Many of his fans aren't aware he even played basketball in a former life. Even for McKenzie, walking into the Barn is like walking into another world. It's hard for him to believe, sometimes, that he once walked out onto that floor, under those lights.

These new lights are different, but they aren't any less satisfying. In some ways, McKenzie feels lucky. He got a new start, and found another dream.

"I'm not exactly where I want to be in life, not at all," he said. "I feel like I'm supposed to be in the NBA. I feel like I'm suppose to be making millions. But you know what? I had a setback. That doesn't mean I have to give up. And people are inspired by that."

Other quotes from McKenzie:

On "Sweetest Joy," which he wrote in honor of his two daughters (who have different mothers): I wanted them to have something that they could understand, even when I'm gone. When they're 18, 19, they can go back and listen to what I meant for them, That's not the way I wanted it to work out. I had a mom and a dad, I had both of my parents. I don't know what I would have done if my parents weren't around. But I just wanted to let them know that I'll be there regardless and I know life's not perfect but we're going to make the best of it.

On "Hometown," a song about where he grew up: I was finishing a mixtape and the producer I'm with now sent me the tune. I just wanted to get the mix tape out, I didn't want to do another [song], but the producer sent it anyway. And it just sparked something in me. I've been the Minnesota guy. Even though I left, I always loved Minnesota. Regardless of where I went, I always wanted to come back to Minnesota.

On inspiring people through music: I feel like my job, especially as an African American male is to give kids an example of what they can do to be successful. On the road to success, I feel like my vehicle got stalled, and I was able to hot-wire another one to keep going ... I've talked to kids that say 'There ain't no way off the streets. The only thing there is for me is dead or in jail.' No it's not. You may think that but it's not like that. You have plenty of opportunities. And I just wanted a voice to say that.

His favorite memories at Minnesota:
The Blake Hoffarber shot. That was one of my best memories. And just being around all my teammates was amazing. I love that I had the opportunity to play for Tubby Smith... and my granddad is passed now, but on senior day, he came. I had zero points in the first half and I remember I thought I cannot be out here embarrassed with my granddad at the game. I ended up having 20 points in the second half and we won the game.

What he misses the most:
The competition out there playing. The arenas, the crowds. I'm a competitor so I miss being out there, I miss going hard. You know what the crazy thing about it is? I miss the workouts.

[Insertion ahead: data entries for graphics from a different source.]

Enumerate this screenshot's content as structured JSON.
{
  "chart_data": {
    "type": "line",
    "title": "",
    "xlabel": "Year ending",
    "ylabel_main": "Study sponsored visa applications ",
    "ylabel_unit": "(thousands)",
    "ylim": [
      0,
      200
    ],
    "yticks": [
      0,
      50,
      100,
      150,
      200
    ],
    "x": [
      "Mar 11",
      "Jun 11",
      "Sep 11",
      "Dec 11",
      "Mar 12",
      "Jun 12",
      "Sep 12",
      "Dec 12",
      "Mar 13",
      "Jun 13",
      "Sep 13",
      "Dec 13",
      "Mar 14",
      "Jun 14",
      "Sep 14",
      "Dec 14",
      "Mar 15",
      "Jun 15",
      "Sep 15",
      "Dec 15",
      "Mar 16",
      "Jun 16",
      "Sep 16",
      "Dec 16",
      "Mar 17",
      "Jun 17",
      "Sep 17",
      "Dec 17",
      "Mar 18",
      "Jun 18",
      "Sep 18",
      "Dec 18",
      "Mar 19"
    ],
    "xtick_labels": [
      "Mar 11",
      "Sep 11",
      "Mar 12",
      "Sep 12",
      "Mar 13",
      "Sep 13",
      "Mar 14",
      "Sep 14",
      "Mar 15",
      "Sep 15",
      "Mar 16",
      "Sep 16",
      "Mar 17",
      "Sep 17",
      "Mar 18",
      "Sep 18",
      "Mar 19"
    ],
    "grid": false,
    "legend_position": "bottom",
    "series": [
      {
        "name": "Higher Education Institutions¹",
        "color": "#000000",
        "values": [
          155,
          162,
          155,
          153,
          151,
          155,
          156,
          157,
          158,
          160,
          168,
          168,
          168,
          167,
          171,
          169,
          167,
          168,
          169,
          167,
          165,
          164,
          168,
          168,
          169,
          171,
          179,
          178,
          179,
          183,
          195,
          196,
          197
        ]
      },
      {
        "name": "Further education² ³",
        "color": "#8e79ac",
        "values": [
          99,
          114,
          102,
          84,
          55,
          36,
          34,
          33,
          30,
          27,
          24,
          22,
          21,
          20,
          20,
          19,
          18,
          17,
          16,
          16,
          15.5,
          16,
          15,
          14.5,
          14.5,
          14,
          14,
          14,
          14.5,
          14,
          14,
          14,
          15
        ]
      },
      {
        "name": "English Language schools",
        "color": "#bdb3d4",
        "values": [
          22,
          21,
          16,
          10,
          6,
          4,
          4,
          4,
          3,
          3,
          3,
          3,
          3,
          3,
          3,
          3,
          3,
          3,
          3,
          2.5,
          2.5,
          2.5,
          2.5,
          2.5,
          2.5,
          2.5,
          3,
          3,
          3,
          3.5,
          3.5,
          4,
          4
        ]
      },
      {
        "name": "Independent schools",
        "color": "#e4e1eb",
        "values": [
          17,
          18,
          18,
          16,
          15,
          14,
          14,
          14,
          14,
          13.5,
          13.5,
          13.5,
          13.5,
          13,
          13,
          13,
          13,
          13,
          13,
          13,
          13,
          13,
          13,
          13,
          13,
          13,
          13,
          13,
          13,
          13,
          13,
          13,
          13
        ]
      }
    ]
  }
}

Running stairs, I miss that. I miss sweating like that, I miss being that tired. I really do. Even now, I work out, but I can't work out to that extent because of my injury (and not pushed the same way).

On his impressions of the Minnesota program now:
It's exciting to watch those guys, it's excited to see what [new coach Richard] Pitino is doing, how they play up and down, how they're pressing. I'm looking forward to seeing what happens in the future. I'm just excited to see where the program goes in the future.
I thought it was really good, even from talking to the players. I heard it from the inside source. I hear that they're comfortable and they're enjoying it. Basketball players, you've got to feel comfortable, you've got to believe that your coach believes in you. 
I like the way they're playing. I wish that I could play for them.